Vi riportiamo a seguire i dati e le tabelle del rapporto annuale sull'omotransofobia svolto da Arcigay. Si registra, nell'ultimo triennio 2012/2015, un grosso incremento di casi di omotransfobia a Napoli, che diventa un caso a livello nazionale. Certo non è che una grande città come Napoli si riscopre omofoba da un momento all'altro, ma va esaminata con molta attenzione, a nostro avviso, questa singolare apparente esplosione di omotransfobia nel capoluogo partenopeo. Da notare che Napoli nel corso di questo ultimo triennio è stata in prima linea, attraverso una serie di provvedimenti, avanzati dalle associazioni LGBT del territorio e fortemente voluti dall'Amministrazione guidata da Luigi de Magistris( Napoli prima grande città d'Italia ad aver avuto il Registro delle Unioni Civili, ad aver trascritto un matrimonio contratto all'estero tra persone dello stesso sesso, ad aver trascritto l'atto di nascita di un bimbo figlio di due mamme sposate all'estero di cui una napoletana, il caso Ruben, ad aver avviato un importante lavoro nelle scuole con il progetto Napoli DiverCity e con il Forum Internazionale delle Culture, ad aver avviato percorsi di inserimento lavorativo di persone lgbt discriminate sui luoghi di lavoro Diversity on the Job). Questi importanti provvedimenti e la crescente visibilità delle associazioni LGBT del territorio hanno prodotto probabilmente una maggiore consapevolezza all'interno nella comunità LGBT napoletana, che ha finalmente preso coscienza dei propri diritti e ha iniziato a denunicare alle associazioni e in molti casi alle Forze dell'ordine, le violenze e le minacce di stampo omotransfobico. Per questo siamo convinti che sentenze esemplari come quella del 2014 sul caso di Maria Luisa Mazzarella, aggredita nel 2009 a Piazza Bellini, insieme all'azione sinergica delle Istituzioni e delle Associazioni LGBT del territorio possano finalmente far emergere i casi di omotransfobia. Occorrono però provvedimenti strutturati, sia su scala regionale, sia su scala nazionale. E' urgente a nostro avviso una legge contro l'omotransfobia, soprattutto in questo momento storico e in previsione dell'approvazione della legge sulle Unioni civili, che porterà come successo in altri Paesi, un incremento e una emersione dei casi di omotransfobia.

 

OMOTRANSFOBIA 2013-2015: 325 vittime: poco meno di due ogni settimana.

 

12 omicidi, 22 suicidi, 3 tentati suicidi, 124 vittime di aggressioni isolate, 12 vittime di aggressioni a coppie o gruppi, 62 atti di pesante intimidazione o discriminazione (per l'elenco dei casi clicca qui).
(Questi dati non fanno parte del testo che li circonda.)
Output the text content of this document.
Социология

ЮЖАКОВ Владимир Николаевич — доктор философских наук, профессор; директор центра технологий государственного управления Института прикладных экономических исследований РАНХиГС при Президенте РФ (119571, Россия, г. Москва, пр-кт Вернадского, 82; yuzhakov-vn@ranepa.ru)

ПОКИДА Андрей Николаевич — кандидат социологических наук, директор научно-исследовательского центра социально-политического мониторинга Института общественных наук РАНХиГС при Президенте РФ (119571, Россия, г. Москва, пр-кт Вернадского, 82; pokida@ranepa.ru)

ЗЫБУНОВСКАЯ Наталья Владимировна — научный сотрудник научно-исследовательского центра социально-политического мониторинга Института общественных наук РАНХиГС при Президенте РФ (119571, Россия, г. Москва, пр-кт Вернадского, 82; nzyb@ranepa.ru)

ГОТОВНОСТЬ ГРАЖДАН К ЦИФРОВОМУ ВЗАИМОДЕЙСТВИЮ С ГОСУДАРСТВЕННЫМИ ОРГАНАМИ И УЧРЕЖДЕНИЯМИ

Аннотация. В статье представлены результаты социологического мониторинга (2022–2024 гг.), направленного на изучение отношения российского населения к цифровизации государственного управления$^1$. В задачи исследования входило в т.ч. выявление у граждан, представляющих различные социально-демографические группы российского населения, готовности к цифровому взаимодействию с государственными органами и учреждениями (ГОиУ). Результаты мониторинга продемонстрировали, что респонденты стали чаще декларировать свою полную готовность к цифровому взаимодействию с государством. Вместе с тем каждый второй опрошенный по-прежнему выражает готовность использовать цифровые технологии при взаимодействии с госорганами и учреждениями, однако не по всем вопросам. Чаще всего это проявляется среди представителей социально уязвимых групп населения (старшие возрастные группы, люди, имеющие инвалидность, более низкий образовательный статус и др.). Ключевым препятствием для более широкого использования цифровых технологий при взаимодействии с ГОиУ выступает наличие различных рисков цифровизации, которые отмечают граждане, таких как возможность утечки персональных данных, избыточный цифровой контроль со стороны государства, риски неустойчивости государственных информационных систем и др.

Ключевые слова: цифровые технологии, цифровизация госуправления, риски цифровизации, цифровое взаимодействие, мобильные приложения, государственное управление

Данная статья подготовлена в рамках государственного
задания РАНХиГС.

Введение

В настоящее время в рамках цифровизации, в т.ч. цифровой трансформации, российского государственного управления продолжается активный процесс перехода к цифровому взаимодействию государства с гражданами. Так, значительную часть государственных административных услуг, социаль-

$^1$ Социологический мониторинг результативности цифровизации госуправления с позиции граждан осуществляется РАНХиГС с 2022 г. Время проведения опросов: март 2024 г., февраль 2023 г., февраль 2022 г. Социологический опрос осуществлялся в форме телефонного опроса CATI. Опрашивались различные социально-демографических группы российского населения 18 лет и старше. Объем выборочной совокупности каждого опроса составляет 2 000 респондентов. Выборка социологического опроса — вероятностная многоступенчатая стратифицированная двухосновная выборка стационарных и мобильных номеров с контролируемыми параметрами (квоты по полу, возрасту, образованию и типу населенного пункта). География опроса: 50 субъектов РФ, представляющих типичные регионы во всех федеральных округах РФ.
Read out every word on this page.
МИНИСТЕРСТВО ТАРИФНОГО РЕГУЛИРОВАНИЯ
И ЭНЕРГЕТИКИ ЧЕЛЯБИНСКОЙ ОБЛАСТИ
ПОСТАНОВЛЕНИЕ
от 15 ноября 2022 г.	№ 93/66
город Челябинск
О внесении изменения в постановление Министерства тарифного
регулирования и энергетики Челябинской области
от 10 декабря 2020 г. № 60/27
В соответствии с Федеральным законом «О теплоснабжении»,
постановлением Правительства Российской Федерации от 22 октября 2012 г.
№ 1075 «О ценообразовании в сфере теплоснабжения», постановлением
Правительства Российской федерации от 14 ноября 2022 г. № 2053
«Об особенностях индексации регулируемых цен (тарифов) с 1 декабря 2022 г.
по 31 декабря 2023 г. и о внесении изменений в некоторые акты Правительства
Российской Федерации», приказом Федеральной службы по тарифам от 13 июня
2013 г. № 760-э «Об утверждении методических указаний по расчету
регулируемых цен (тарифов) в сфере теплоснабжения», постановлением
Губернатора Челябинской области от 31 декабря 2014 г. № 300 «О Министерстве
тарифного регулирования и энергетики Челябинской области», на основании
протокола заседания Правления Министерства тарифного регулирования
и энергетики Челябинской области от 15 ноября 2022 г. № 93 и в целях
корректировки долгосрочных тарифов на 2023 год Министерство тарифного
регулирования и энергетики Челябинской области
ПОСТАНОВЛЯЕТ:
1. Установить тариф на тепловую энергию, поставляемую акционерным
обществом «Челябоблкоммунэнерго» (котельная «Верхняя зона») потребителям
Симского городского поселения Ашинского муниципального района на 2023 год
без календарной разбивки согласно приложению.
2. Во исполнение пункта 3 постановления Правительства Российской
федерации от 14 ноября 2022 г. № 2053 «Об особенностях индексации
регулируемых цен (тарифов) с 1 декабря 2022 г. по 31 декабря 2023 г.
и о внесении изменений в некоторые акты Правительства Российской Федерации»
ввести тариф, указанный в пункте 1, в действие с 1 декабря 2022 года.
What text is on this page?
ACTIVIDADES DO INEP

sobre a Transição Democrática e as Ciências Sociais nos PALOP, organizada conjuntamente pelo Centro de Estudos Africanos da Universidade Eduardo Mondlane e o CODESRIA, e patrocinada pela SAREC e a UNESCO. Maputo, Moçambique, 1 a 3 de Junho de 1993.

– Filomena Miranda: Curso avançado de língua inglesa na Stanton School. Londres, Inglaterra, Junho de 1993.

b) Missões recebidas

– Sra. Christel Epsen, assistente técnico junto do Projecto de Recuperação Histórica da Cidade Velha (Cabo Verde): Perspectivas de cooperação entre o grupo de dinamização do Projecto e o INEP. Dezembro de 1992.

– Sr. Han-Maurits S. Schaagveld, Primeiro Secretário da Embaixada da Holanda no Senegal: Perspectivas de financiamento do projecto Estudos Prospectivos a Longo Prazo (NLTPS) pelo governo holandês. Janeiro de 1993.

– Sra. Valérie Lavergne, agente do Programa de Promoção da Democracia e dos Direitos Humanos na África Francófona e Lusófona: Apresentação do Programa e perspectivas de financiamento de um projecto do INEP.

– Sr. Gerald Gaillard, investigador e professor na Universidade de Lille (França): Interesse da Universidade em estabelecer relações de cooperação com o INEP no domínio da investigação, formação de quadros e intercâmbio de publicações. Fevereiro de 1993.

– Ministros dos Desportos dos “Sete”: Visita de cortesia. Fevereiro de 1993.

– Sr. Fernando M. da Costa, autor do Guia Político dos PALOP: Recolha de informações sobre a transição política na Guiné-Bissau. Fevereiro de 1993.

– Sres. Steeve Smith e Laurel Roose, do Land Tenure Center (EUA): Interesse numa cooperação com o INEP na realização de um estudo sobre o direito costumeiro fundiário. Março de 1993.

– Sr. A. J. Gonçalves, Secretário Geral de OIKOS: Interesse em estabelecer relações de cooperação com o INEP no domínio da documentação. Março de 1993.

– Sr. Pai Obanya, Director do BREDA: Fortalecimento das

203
Ma l'elenco è sicuramente incompleto perché raccoglie i soli casi denunciati. Mancano tutti i casi di bullismo nelle scuole, che spesso si risolvono senza denuncia, e quelli di tutte le vittime che, per loro motivi, forse non condivisibili ma da rispettare, non hanno avuto il coraggio di denunciare.

La presente ricerca è svolta per conto di Arcigay, a cura di Massimo Battaglio, nelle more del rapporto annuale sull'omofobia, eseguito per il Ministero delle Politiche Sociali.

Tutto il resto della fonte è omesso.